Cela m’a replongé dans une époque pas très drôle, à un moment où le boulot était plus qu’oppressant, où partir était devenu une question de survie, au sens premier du terme. Gros projet, et conditions de gestion politiques de ce projet absolument odieuses. C’est à ce moment là que j’ai commencé à avoir envie de partir, j’ai pris la tangente en Allemagne, un boulot similaire, mais sans le stress, et la possibilité de s’abstraire de la politique (jusqu’à ce qu’elle me rattrape et me licencie, mais j’étais plutôt pour). Pendant les 3 ans où j’ai travaillé en Allemagne, j’ai mûri mes envies, fait le tri entre l’accessoire et l’essentiel, tourné bien des pages (un gros dictionnaire… ) et quand l’occasion marocaine s’est présentée, j’étais prête.

Faire ce changement de vie demande d’être sûr de soi, de ce que l’on veut, et de sa capacité à se débrouiller. Passer de cadre sup à photographe-​​webmaster-​​guide indépendant au Maroc ça veut dire abandonner la sécurité de la feuille de paye mensuelle, et une chute vertigineuse des revenus.
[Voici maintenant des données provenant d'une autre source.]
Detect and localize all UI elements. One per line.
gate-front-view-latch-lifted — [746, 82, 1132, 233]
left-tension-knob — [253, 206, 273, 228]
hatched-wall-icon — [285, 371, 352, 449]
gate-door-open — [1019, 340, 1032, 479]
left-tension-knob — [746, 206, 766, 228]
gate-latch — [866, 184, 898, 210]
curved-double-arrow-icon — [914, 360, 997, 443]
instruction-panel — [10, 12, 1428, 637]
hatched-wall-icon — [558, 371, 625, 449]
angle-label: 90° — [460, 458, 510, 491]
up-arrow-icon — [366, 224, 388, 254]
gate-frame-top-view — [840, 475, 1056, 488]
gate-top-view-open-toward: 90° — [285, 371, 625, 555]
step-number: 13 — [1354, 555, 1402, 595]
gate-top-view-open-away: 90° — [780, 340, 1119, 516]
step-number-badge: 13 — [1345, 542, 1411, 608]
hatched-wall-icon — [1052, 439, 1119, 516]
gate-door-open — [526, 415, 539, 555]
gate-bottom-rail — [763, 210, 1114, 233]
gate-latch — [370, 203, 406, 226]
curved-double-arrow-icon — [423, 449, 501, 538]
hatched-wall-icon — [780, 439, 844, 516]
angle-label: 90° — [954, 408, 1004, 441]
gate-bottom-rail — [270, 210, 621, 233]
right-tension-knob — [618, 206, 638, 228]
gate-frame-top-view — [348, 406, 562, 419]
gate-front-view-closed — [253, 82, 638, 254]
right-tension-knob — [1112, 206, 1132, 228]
Mais cela veut dire aussi faire ce que j’aime, ne plus dépendre des ambitions des autres, et de leurs stratégies internes, faire mon boulot comme cela me semble logique, et quand cela ne va pas, me donner à moi même des coups de pied au cul, au lieu d’être prise dans un réseau de justifications et d’excuses où la règle veut qu’on repasse la patate chaude à un autre.

J’ai eu la chance de pouvoir sortir de tout cela. J’ai choisi de travailler mieux (toujours autant) et de gagner beaucoup moins, pour vivre mieux. Et je ne me vois pas revenir en arrière. Je ne peux même pas l’imaginer.